Could everyone write one simple essay about something that once happened in Saltaire…that they saw or were a part of…and put it on one big website? Somebody should collect a lot of stories before we all forget. Otherwise it is like a line in “On The Beach” : The history of the war that now would never be written.” -(JO'H)

Friday, March 17, 2023

The March Storm

We can't figure out why everybody forgets about this storm. They spent the whole spring and half of the summer in 1962 dredging new sand onto the oceanfront from the Cove. Big ugly dredge in the cove.

click on this image to enlarge.









Note: Well, the Baums sure remember. Everyone thought their house was going to be gone in that storm, but it held on.

 Here is a recollection from Victoria Baum Bjorklund:

Dear Jim—Thank you for your recollection of the March 1962 nor’easter. Visiting after that storm was pretty disturbing. Even so, we were amazed and thankful that our house was still standing, albeit with flotsam and jetsam around and under it.

My parents were forever grateful that the Village of Saltaire attorney Frank Goggins had convinced my parents not to buy the lots on top of the dunes but behind them. The dunes had been so high that our cottage “Sea Spray” did not have an ocean view from the time it was built in 1948 until the March 1962 storm, at which time “Sea Spray” became more than “water view”.
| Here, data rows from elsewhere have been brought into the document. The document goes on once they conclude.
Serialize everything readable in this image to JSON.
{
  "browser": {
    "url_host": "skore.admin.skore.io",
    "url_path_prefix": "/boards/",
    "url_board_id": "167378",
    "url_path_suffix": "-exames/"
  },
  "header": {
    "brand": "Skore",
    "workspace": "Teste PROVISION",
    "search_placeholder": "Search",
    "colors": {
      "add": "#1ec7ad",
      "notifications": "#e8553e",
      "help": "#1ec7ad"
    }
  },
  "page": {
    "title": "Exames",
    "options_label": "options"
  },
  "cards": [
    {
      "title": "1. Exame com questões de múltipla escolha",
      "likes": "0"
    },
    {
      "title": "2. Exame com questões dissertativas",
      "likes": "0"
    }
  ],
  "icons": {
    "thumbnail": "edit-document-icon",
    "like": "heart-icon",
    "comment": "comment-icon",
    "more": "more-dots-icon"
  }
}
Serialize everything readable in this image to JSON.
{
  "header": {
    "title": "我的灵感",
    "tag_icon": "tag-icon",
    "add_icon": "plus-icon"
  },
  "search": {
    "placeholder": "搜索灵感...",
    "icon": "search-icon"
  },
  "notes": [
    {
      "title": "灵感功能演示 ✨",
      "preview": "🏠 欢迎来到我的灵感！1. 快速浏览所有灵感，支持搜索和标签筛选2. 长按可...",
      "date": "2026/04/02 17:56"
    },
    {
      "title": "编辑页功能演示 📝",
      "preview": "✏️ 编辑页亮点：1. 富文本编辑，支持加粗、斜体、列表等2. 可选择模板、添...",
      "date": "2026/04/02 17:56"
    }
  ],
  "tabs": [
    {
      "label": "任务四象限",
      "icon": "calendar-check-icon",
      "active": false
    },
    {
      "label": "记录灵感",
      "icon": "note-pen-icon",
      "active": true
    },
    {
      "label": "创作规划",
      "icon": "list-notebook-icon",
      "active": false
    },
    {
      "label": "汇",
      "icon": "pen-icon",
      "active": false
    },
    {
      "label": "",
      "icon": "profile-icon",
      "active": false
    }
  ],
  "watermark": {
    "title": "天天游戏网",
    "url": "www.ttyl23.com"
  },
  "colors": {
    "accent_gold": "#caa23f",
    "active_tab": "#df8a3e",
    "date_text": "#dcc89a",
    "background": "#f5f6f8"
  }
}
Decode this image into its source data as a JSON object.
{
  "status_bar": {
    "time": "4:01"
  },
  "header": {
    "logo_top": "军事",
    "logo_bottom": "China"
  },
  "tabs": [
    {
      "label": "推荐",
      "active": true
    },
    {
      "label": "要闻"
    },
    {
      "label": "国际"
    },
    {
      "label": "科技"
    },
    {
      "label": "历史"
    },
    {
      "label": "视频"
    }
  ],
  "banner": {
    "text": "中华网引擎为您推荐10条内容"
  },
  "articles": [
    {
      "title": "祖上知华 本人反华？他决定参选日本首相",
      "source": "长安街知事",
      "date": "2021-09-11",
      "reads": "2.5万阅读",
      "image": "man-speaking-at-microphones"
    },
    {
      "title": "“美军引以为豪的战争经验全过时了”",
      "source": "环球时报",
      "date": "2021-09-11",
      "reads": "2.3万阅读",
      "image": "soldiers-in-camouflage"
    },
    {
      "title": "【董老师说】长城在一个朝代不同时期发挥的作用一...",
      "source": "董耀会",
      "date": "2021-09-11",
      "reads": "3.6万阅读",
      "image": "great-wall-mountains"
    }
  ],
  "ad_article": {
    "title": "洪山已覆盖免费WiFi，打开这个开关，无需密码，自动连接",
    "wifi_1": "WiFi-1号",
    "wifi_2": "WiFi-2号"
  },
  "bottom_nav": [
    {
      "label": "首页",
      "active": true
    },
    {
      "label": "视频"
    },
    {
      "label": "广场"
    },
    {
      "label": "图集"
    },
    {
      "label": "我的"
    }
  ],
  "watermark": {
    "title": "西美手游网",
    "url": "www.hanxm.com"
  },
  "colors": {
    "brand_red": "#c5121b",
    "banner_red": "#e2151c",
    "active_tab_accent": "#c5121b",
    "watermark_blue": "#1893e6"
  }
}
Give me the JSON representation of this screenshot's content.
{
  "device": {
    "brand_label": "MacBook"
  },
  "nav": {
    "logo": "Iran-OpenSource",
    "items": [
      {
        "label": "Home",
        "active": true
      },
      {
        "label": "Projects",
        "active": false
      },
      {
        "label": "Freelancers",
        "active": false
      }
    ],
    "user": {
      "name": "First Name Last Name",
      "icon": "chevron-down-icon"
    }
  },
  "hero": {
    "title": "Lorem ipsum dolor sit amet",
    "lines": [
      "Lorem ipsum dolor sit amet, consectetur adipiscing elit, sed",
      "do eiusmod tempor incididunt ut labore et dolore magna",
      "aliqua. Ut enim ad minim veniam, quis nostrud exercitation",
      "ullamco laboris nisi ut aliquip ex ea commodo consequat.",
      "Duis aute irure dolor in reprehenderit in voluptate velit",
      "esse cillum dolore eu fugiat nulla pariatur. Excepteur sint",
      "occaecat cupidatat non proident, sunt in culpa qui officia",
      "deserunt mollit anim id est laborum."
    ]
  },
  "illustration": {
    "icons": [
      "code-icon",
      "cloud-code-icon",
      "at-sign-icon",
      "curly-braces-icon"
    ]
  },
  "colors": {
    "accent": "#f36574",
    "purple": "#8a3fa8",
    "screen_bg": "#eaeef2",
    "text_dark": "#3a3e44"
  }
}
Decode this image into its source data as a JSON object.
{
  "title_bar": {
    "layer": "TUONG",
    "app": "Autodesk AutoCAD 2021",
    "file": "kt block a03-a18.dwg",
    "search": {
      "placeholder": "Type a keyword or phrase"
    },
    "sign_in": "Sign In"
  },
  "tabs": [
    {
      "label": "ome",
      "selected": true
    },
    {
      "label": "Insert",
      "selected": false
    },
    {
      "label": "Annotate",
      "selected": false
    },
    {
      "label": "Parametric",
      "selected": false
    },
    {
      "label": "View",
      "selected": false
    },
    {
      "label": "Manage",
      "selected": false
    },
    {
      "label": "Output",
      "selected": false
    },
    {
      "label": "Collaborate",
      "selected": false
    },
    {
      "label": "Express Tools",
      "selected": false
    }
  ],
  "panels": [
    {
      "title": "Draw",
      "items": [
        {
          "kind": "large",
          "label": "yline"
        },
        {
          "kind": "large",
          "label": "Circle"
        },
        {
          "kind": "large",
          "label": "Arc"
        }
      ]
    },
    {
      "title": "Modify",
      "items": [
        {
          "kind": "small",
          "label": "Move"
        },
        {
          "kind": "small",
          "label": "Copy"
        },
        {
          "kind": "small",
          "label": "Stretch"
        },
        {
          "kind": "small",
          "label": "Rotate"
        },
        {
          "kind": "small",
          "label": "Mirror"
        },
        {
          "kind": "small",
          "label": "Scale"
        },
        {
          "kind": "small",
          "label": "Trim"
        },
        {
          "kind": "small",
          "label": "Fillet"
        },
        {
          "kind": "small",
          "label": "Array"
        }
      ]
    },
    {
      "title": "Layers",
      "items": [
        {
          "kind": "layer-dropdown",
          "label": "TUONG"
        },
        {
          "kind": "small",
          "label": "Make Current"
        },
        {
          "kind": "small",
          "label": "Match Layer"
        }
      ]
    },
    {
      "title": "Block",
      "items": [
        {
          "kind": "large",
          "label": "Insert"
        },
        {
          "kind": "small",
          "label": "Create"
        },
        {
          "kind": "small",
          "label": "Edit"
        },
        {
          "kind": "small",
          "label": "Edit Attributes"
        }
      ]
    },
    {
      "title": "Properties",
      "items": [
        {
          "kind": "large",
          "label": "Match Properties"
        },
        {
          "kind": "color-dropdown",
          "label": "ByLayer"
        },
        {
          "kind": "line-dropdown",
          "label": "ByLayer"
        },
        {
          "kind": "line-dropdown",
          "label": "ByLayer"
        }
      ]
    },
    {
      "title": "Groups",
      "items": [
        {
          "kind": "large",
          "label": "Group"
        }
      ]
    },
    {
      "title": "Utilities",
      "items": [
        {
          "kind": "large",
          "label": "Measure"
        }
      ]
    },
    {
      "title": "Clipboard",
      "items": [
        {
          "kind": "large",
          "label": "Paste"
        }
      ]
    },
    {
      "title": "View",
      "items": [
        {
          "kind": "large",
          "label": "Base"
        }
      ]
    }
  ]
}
Being an engineer, my father, Peter A. Baum, wanted to evaluate the damage up and down the beach. So our family with cameras trekked quite far to look at the damage and to take pictures. I believe that my mother, Virginia White Baum, still has those pictures, many of which my father had blown up to 8 x 10 size. However bad the damage in Saltaire, I remember that the damage in Point O’ Woods, Dunewood, Lonelyville, and Fair Harbor was much worse. I recall that my father took photographs of those beachscapes too, with the houses lying on the beach or just pipes and chimneys where the houses used to be. I will see if I can find those photos at my mother’s house to share with you. . She remembered the old Ocean Promenade before it washed away in the 1938 hurricane. She thought that the damage in the 1962 storm was the worst since 1938

My mother still has wonderful memories of many, many years at Saltaire. It had been my mother’s idea to build a house in Saltaire. She is a Sammis descendent whose relatives owned the old Kismet Hotel. had been coming to Saltaire since she was a baby. Her mother and grandmother used to take her to the well house on Broadway and bring well water up in the bucket to wash the sand off of her when she was three or four years old. We have some great pictures of those scenes circa 1930.
- Victoria Baum Bjorklund

2 comments:

Beaver said...

Yes Jim, it is remarkable as to how few of us remember this storm. It is only the two of us that keep its memory alive each year when we reminisce about walking atop the destroyed houses the weekend after the storm. In that we both are in the twilight of our lives, when we're both dead, this noteworthy event in Fire Island history will, sadly, be forgotten.

Beaver said...

Jim -

Few, if any, remember that it was the March '62 Nor'easter that presented Fire Island with a threat more damaging than any act of nature - the figure of evil incarnate - Robert Moses - after this storm "reinvented" his long held wish to continue the Ocean Parkway from Jones Beach, down Fire Island, to the Hamptons. The controversy that ensued resulted ultimately in the creation of the Fire Island National Seashore. It also ended Bob Moses ultimare dream of paving all of Long Island, NYC and NY State in concrete.